Caroline Clegg said “I am passionate about theatre and want to share the real joy of what it can do for individuals and communities.   Over the last 25 years we have been valued by the people of Manchester and have received many accolades and awards for our work.  We have engaged, trained and employed all ages and have been a catalyst changing lives through art.   To continue, knowing the environment gets harder each year is miserable. Each year I say just one more, it may get easier, but the hill gets steeper.  I wonder in the future if companies like ours will be able to emerge or, as is often the case, it is one person’s driving passion and one day they can no longer start their engine.”

“If you don’t have a building you don’t have a support network and you are often invisible.   Every year the never ending round of applications takes up months of voluntary time to enable us to create work.  This year, as in other years, we will have employed 35 people, offered paid internships, professional debuts, a youth programme, schools programmes and 2 stunning shows that enable regular theatre goes’ and non-theatre goers alike to enjoy great art. Our summer show getting people out of the city and into beautiful surroundings to experience theatre at its best.   Our true site-specific work has given people a new perspective on Heaton Park and Hall the ‘Peoples Park’; once again people are cherishing their heritage and contributing to the parks regeneration.”  

“25 years of the Catch22 situation of applications, rejections and now miniscule word counts on online funding portals take its toll.  In the industry independent artists and companies suffer from what my colleagues and I describe as ‘funding application sickness’.  It ruins months of your year, wastes great work and in the end it becomes a lonely place despite deep levels of fortitude.”

“My long-term vision is called ‘A Field of Dreams’; to build a theatre in Heaton Park, a cultural space for world-class theatre and music to rival that in London’s Regent Park.   To build a lasting legacy to ensure that theatre can be accessed by everyone in the natural environment was our goal.   I’m unsure if this vision will ever be realised.  I can’t drive that through alone against bigger organisational developments in the city - we need a catalytic partner with muscle and nerve before it’s too late.”

It’s a real shame. Feelgood theatre specialise in theatre with a sense of risk and adventure and social content.  They have spearheaded inspirational theatre in the UK with Cameron Mackintosh and Jim Cartwright being fans.  Raising important awareness of issues such as modern world slavery and helping to campaign for new legislation in government. 

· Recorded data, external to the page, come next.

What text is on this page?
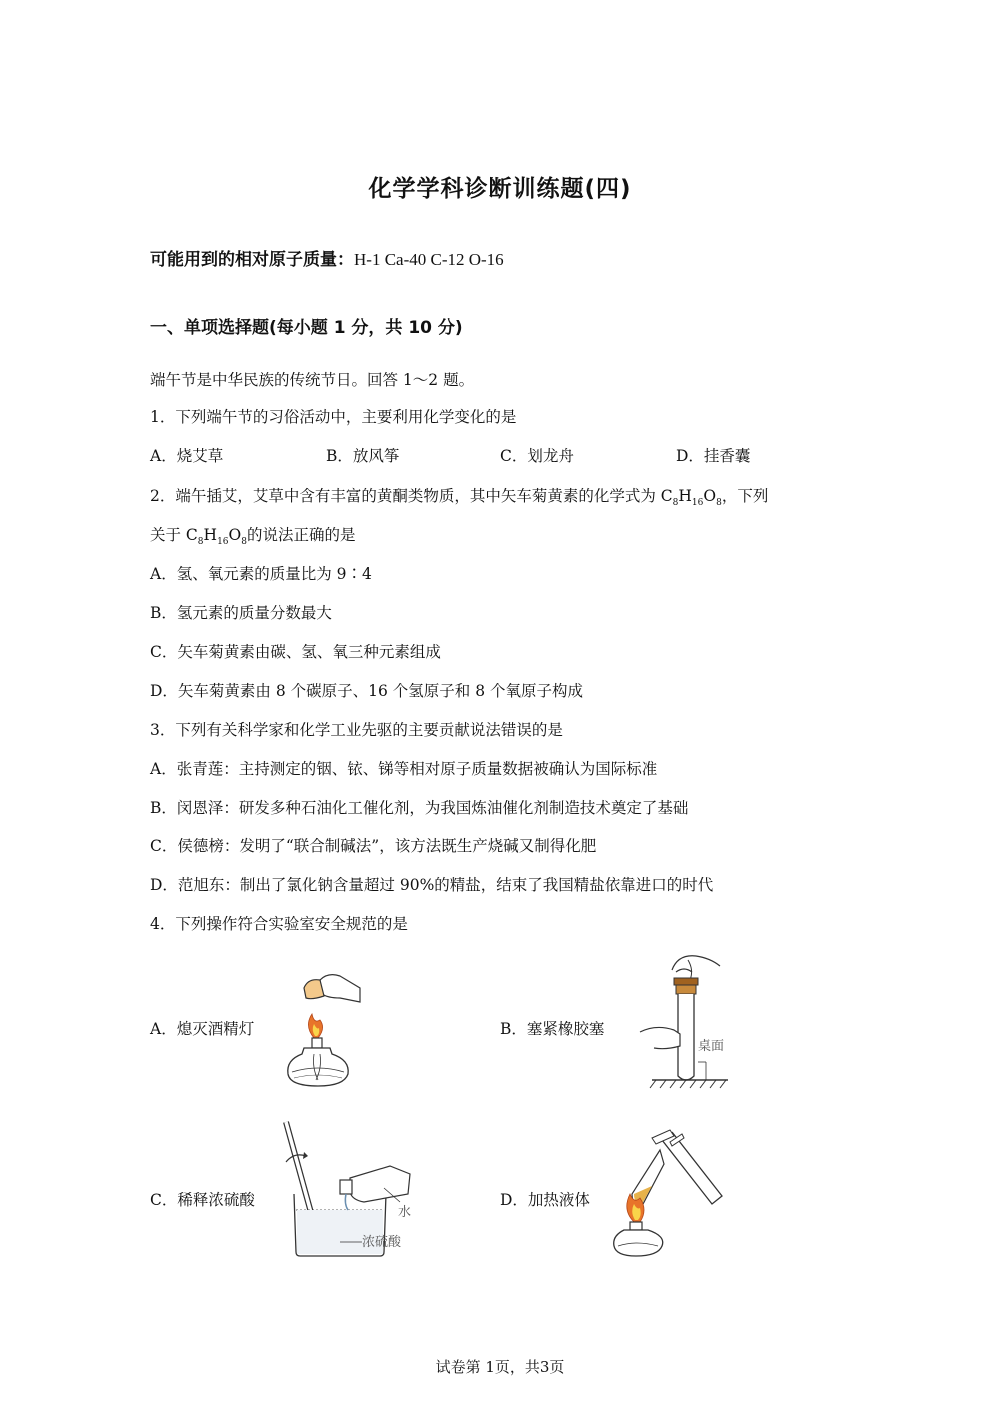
化学学科诊断训练题(四)
可能用到的相对原子质量：H-1 Ca-40 C-12 O-16
一、单项选择题(每小题 1 分，共 10 分)
端午节是中华民族的传统节日。回答 1～2 题。
1．下列端午节的习俗活动中，主要利用化学变化的是
A．烧艾草	B．放风筝	C．划龙舟	D．挂香囊
2．端午插艾，艾草中含有丰富的黄酮类物质，其中矢车菊黄素的化学式为 $C_8H_{16}O_8$，下列
关于 $C_8H_{16}O_8$的说法正确的是
A．氢、氧元素的质量比为 9∶4
B．氢元素的质量分数最大
C．矢车菊黄素由碳、氢、氧三种元素组成
D．矢车菊黄素由 8 个碳原子、16 个氢原子和 8 个氧原子构成
3．下列有关科学家和化学工业先驱的主要贡献说法错误的是
A．张青莲：主持测定的铟、铱、锑等相对原子质量数据被确认为国际标准
B．闵恩泽：研发多种石油化工催化剂，为我国炼油催化剂制造技术奠定了基础
C．侯德榜：发明了“联合制碱法”，该方法既生产烧碱又制得化肥
D．范旭东：制出了氯化钠含量超过 90%的精盐，结束了我国精盐依靠进口的时代
4．下列操作符合实验室安全规范的是
A．熄灭酒精灯	B．塞紧橡胶塞
C．稀释浓硫酸	D．加热液体
桌面
水
浓硫酸
试卷第 1页，共3页
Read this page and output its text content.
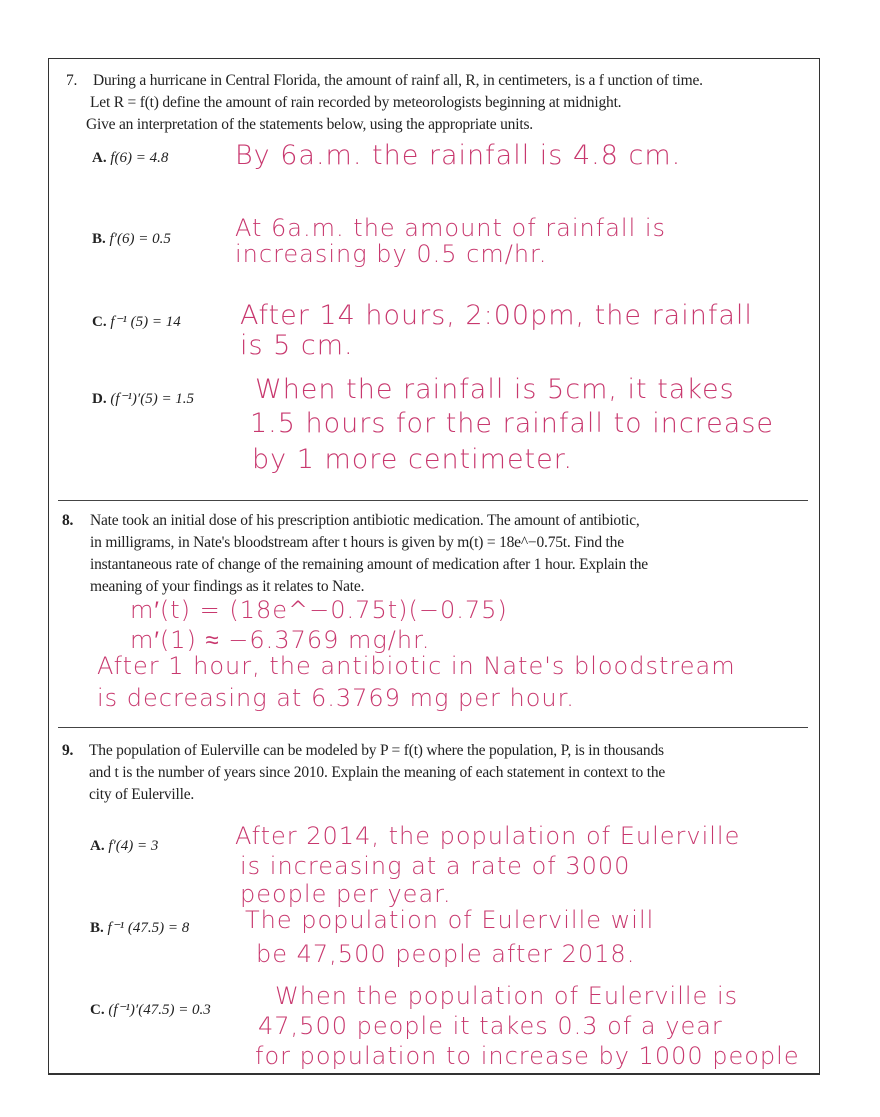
7. During a hurricane in Central Florida, the amount of rainf all, R, in centimeters, is a f unction of time.
Let R = f(t) define the amount of rain recorded by meteorologists beginning at midnight.
Give an interpretation of the statements below, using the appropriate units.
A. f(6) = 4.8 By 6a.m. the rainfall is 4.8 cm.
B. f′(6) = 0.5	At 6a.m. the amount of rainfall is
increasing by 0.5 cm/hr.
C. f⁻¹ (5) = 14 After 14 hours, 2:00pm, the rainfall
is 5 cm.
D. (f⁻¹)′(5) = 1.5 When the rainfall is 5cm, it takes
1.5 hours for the rainfall to increase
by 1 more centimeter.
8. Nate took an initial dose of his prescription antibiotic medication. The amount of antibiotic,
in milligrams, in Nate's bloodstream after t hours is given by m(t) = 18e^−0.75t. Find the
instantaneous rate of change of the remaining amount of medication after 1 hour. Explain the
meaning of your findings as it relates to Nate.
m′(t) = (18e^−0.75t)(−0.75)
m′(1) ≈ −6.3769 mg/hr.
After 1 hour, the antibiotic in Nate's bloodstream
is decreasing at 6.3769 mg per hour.
9. The population of Eulerville can be modeled by P = f(t) where the population, P, is in thousands
and t is the number of years since 2010. Explain the meaning of each statement in context to the
city of Eulerville.
A. f′(4) = 3	After 2014, the population of Eulerville
is increasing at a rate of 3000
people per year.
B. f⁻¹ (47.5) = 8 The population of Eulerville will
be 47,500 people after 2018.
C. (f⁻¹)′(47.5) = 0.3	When the population of Eulerville is
47,500 people it takes 0.3 of a year
for population to increase by 1000 people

After Slave – A Question of Freedom in a covert trip Caroline took medical aid to war torn Sudan to people who had escaped enslavement and are trying to re-build their lives; it was hoped that the show would be revived in 2021.

Last year Caroline commissioned Tony Walsh to write These Days – The Manchester Peace Song Cycle, to commemorate the city’s 100 years of war and peace, an ambitious undertaking with 9 renowned composers which had its premiere in Heaton Hall and world premiere at RNCM.  This unique piece has been gifted to the city of Manchester for use in schools and community groups with all future royalties going to the charity Forever Manchester.

On Remembrance Day this year it will be performed in Manchester Cathedral and it may well be the last hurrah.   We hope that as many old and new friends can join her with Tony Walsh for this moving show.  Enabling Caroline and her board of trustees to thank everyone for the support and love Feelgood have been shown over the years. 

This show was originally supported with small grants from the Arts Council, the Ralph Vaughn Williams Trust, the Leche Foundation and Heritage Lottery.  The show on the 10th is financed purely by Feelgood Theatre and Caroline Clegg.